Before writing this piece, I went and found that first article. Stuff from your childhood often seems quaint, possessing a sense of familiarity but also of remoteness. Although it was not very long ago when I was excitedly buying the edition which my article featured in from Jane, my local Big Issue vendor, the changes in my life since meant the physical magazine did hold that distant, sepia-like quality. Yet opening it and rereading what I had written dissolved any sense of a time removed.
It was nothing distinctively prescient or piercing that shook me out of my nostalgia. All of that had been written long before, by the grandfathers of climate science such as Guy Stewart Callendar and Charles Keeling. My teenage polemic, which I remembered as a great journalistic endeavour, was little more than a rehearsal of the classic warnings regarding global warming and its accompanying effects.

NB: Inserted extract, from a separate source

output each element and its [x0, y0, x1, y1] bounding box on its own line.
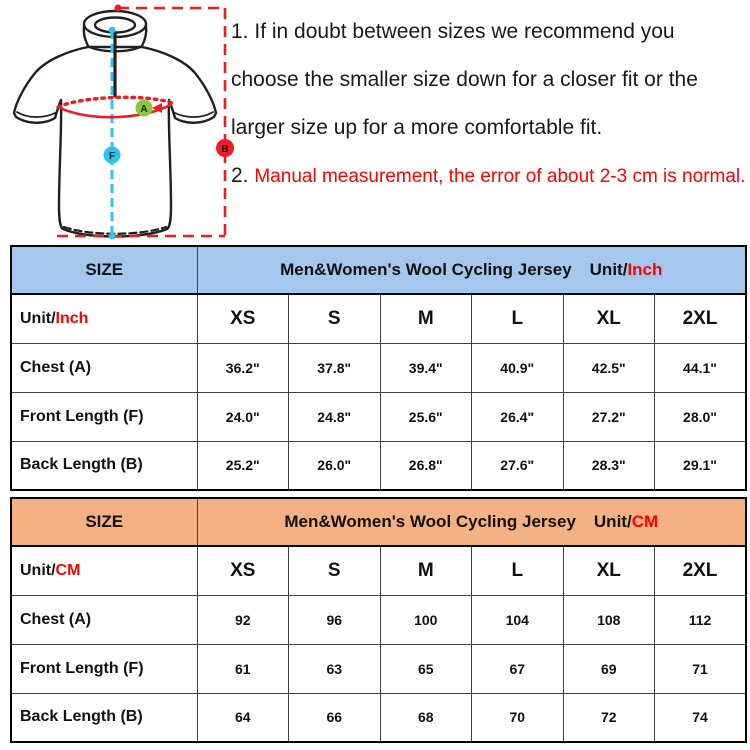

In fact, it sat very comfortably on the trendline of climate concern. It was the apparent lack of imagination and profundity that made the article so sinister. Its warnings were stark, but its nature was everyday. Teenage me did not need any great inspiration to say what nearly everyone was – and is – saying.
Following the pattern of global warming itself, there has been a steady acceleration in the worldwide consensus about the urgency and seriousness of the climate crisis. Greta Thunberg and Extinction Rebellion [pictured above] have recently captured the popular imagination, especially of the global North, in a way that has rarely been seen before in climate politics. According to a recent poll by the Pew Research Centre, reported in the Washington Post, nearly two-thirds of Americans (the nationality perhaps most commonly associated with climate change denial) want the federal government to do more to combat climate change. Climate concern is now distinctly unremarkable. Why, then, is not more being done?